Habitat destruction accounts for part of the problem, but then there’s over-fishing, a problem that can largely be traced to the post-World War II period. “Europe was hungry and war technology could suddenly be applied against fish,” Greenberg explains. “In the 1940s and 1950s, Faroe Island fisherman found a spot near Greenland where all the Atlantic salmon go. As soon as they identified that patch of water, they fished it hard. They told their friends in Denmark and Norway and pretty soon there was a lot of pressure on Atlantic salmon.”
Overfishing and dams have also put pressure on West coast salmon and now Bristol Bay, Alaska is home to one of the last giant wild salmon runs in the country. Unfortunately it’s also the proposed site of the Pebble Mine, which would mine copper at the headwaters. Salmon navigating using their sense of smell, and two parts per billion of copper in the water would be enough to mess with that sense, severely impacting the salmon run. The mine is said to be worth $300 billion, but how do you put a price on one of the last natural salmon runs?

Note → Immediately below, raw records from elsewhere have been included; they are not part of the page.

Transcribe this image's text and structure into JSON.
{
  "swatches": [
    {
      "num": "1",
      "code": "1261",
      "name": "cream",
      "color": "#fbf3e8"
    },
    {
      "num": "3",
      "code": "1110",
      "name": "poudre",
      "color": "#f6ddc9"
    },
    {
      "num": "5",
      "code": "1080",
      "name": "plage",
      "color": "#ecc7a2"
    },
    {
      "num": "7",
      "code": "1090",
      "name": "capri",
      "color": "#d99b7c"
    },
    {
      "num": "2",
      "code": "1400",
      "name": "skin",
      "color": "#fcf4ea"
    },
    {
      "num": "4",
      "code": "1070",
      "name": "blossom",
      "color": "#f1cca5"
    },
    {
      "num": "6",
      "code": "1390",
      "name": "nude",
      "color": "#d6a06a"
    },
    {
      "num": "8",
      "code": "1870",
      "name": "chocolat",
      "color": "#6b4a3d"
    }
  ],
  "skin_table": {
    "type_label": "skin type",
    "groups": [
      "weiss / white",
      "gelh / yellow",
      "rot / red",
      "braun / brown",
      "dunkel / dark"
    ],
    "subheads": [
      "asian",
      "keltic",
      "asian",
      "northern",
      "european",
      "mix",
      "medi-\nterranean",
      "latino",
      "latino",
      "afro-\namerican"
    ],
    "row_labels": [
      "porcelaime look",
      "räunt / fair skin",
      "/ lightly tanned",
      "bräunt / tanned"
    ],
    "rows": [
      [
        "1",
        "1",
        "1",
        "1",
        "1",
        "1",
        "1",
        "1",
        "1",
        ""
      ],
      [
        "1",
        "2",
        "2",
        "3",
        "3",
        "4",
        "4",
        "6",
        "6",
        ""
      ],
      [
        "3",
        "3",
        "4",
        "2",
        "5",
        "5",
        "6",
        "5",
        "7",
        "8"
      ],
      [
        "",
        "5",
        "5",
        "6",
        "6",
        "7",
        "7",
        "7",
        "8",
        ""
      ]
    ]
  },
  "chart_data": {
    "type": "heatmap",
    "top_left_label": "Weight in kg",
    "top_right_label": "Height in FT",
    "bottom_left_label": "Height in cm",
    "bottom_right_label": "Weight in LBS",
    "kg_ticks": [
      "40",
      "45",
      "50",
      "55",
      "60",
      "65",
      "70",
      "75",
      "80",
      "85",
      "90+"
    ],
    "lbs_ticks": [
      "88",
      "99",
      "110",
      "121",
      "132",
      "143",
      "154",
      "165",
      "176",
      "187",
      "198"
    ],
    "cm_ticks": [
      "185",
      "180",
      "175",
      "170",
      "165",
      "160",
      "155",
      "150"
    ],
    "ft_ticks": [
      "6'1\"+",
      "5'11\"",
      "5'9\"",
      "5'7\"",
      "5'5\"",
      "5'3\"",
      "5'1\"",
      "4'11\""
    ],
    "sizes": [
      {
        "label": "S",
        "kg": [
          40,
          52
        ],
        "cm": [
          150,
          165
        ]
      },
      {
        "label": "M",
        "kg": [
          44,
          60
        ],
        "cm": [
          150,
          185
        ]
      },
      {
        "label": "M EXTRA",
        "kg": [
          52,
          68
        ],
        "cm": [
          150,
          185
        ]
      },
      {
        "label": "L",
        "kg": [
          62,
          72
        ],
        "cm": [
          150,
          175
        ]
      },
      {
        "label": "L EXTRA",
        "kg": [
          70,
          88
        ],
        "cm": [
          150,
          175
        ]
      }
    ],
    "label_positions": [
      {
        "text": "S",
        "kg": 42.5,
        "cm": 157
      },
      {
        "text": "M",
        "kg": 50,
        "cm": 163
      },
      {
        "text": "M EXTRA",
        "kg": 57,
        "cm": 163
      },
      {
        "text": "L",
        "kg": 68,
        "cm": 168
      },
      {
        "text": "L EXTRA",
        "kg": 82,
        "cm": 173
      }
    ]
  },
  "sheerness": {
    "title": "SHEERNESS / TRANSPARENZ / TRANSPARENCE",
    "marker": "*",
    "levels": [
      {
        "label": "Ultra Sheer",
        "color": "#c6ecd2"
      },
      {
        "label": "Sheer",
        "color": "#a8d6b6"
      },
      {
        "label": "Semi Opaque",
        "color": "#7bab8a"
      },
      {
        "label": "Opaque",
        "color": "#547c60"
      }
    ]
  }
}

The other side of the story has to do with farmed salmon. The first attempts at farming salmon go back to the 1400s. Salmon eggs are big and nutrient rich, so when they hatch, they have some nutrition to live on, which makes it relatively easy to transition a larval salmon onto industrial feed pellets. As time went on, fish farmers began to breed for traits like feed efficiency, and by the 1960s and 1970s what started to emerge was a sort of farmed sub-species. “They doubled the efficiency of salmon and doubled it again,” Greenberg says. “And efficient farmed salmon got cheap.”
Now we have not only overfishing, habitat destruction, and aquaculture, but also technological advances that have enabled the creation of genetically engineered salmon. The U.S. company AquaBounty grows and filets its genetically engineered salmon in Panama, then ship it back for U.S. consumers, thus avoiding having to do an environmental impact report on its aquaculture practices. Without intervention, and it looks as though there won’t be any, the AquaAdvantage salmon will simply be labeled Atlantic salmon. Rather than provide a cheap protein for the poor, Greenberg says AquaBounty is likely to use the technology to control salmon farming. “Should salmon farming come to be dominated by the AquAdvantage fish, farmers could become dependent on a single company for their stock, just as soy, corn, and wheat farmers must now rely on large multinationals like Monsanto to provide seed for their fields year in and year out,” he wrote in a recent essay.
Which has me wondering, when are we going to figure out that trying to own or engineer nature tends to have dire, unintended consequences? Monsanto’s infamous “Round-Up Ready” seeds have already sparked the emergence of so-called “superweeds” resistant to herbicides, and the emergence of unaccounted for hybrids (created when the genetically engineered RoundUp Ready genes are transferred to wild plants by pollen). We’re just now finding out…or being told…about the diseases caused by the various chemicals we’ve used to try to dominate nature. Our obsession with antibacterials has created a superbug. And now we’re embarking on a journey with genetically engineered animals, which we plan to feed to people without telling them–probably poor people because that’s how these things always go–and then just hope for the best, even though we know better.